At the time, ONE, a grassroots advocacy and campaigning organization that fights extreme poverty and preventable disease, didn't exist. Moore became one of the group's original members.
Since then, she's been in commercials to promote ONE and has brushed shoulders with the likes of George Clooney and Julia Roberts. She has been to Africa three times and Honduras once. This February she'll head to Cambodia.
Her book, Global Soccer Mom, shares her experiences meeting mothers all over the world.

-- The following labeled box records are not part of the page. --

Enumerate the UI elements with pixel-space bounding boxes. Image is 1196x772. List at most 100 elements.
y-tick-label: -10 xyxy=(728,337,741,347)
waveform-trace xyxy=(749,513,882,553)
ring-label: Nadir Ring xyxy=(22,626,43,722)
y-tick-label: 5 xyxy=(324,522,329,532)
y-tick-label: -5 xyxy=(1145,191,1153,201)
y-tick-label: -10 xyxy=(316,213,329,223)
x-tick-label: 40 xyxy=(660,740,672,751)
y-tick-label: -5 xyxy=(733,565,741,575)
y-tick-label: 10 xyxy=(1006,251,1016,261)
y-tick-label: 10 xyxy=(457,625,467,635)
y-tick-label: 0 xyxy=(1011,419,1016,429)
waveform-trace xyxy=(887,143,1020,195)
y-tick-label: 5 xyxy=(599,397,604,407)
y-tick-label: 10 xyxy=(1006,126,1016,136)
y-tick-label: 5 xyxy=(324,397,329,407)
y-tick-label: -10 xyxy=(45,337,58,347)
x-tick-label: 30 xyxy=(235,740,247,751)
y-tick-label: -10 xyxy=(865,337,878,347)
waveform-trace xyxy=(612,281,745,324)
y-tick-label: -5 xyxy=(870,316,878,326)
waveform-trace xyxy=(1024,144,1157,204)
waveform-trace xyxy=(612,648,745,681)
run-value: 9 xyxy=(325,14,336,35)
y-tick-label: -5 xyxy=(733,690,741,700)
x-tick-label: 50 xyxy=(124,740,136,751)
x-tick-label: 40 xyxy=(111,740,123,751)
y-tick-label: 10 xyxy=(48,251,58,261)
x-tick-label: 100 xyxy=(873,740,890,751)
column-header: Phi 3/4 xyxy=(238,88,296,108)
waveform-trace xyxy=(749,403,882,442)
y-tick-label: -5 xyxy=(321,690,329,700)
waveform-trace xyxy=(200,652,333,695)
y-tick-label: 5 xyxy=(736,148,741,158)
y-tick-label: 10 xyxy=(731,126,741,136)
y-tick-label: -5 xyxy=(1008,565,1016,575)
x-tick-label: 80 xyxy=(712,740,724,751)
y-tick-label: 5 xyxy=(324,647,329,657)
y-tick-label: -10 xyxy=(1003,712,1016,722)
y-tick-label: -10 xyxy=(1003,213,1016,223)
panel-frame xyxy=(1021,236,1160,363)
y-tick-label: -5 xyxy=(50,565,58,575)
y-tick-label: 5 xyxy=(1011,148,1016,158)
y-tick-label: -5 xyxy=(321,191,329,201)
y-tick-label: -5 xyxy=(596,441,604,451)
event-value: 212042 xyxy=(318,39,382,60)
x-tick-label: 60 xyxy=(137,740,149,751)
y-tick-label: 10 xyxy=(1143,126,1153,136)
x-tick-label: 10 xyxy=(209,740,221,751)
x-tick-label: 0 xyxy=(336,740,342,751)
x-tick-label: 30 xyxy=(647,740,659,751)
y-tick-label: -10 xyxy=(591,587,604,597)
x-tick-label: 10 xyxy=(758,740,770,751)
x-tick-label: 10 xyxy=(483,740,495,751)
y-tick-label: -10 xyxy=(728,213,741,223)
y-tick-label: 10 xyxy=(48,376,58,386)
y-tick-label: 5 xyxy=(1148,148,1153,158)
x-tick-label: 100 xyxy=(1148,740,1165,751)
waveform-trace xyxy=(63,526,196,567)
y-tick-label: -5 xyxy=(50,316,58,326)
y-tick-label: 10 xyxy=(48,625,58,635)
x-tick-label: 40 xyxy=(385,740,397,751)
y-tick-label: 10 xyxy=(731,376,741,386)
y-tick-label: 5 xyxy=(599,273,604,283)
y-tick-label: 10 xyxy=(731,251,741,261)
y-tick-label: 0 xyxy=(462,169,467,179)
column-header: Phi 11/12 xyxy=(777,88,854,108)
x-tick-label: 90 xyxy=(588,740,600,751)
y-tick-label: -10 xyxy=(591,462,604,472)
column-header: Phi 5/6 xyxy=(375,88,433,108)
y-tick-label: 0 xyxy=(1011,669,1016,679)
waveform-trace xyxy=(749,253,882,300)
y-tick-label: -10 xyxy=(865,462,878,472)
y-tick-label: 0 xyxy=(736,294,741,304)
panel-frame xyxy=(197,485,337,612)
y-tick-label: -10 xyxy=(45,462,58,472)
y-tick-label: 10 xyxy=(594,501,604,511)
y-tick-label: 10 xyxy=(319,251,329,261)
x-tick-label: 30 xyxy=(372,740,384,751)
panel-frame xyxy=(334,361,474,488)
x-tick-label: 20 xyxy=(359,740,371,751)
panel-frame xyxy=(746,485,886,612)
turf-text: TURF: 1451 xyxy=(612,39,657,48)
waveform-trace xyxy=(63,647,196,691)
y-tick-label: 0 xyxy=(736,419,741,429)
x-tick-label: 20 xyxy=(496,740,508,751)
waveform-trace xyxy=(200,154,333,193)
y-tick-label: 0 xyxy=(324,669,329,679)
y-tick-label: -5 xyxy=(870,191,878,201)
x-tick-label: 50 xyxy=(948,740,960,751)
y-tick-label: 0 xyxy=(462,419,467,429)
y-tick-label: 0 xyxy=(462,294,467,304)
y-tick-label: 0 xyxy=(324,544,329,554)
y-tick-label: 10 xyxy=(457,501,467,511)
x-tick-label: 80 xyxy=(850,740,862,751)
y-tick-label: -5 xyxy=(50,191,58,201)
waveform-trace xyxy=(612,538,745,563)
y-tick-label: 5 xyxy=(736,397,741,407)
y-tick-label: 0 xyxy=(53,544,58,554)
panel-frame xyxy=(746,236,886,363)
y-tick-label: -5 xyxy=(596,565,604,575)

It was during her trip to Honduras where Moore met a woman who made her realize the purpose of her new mission.
Rose was a Honduran woman with four children-two of them HIV positive, like their mother, and two HIV negative. "I'd never seen a slum, I'd never seen people living like dogs."
Rose approached Moore, grabbed her face and started speaking to her in Spanish. "She was saying, 'You're an angel, you're an angel. You were sent here to hear our troubles and tell our story to the world.' She probably died within two weeks of my visit, but that meant something to her. I've taken that pretty seriously. When I flew home I said to myself, at least I can tell her story."
So she did.
At the end of the day, Moore knows what she's doing is right. In her book and on her website, Moore shares one of her most notable quotes.
"I'm only one woman. I live in one town, I go to one church, and I have one voice… but I've come to believe that all our ones add up."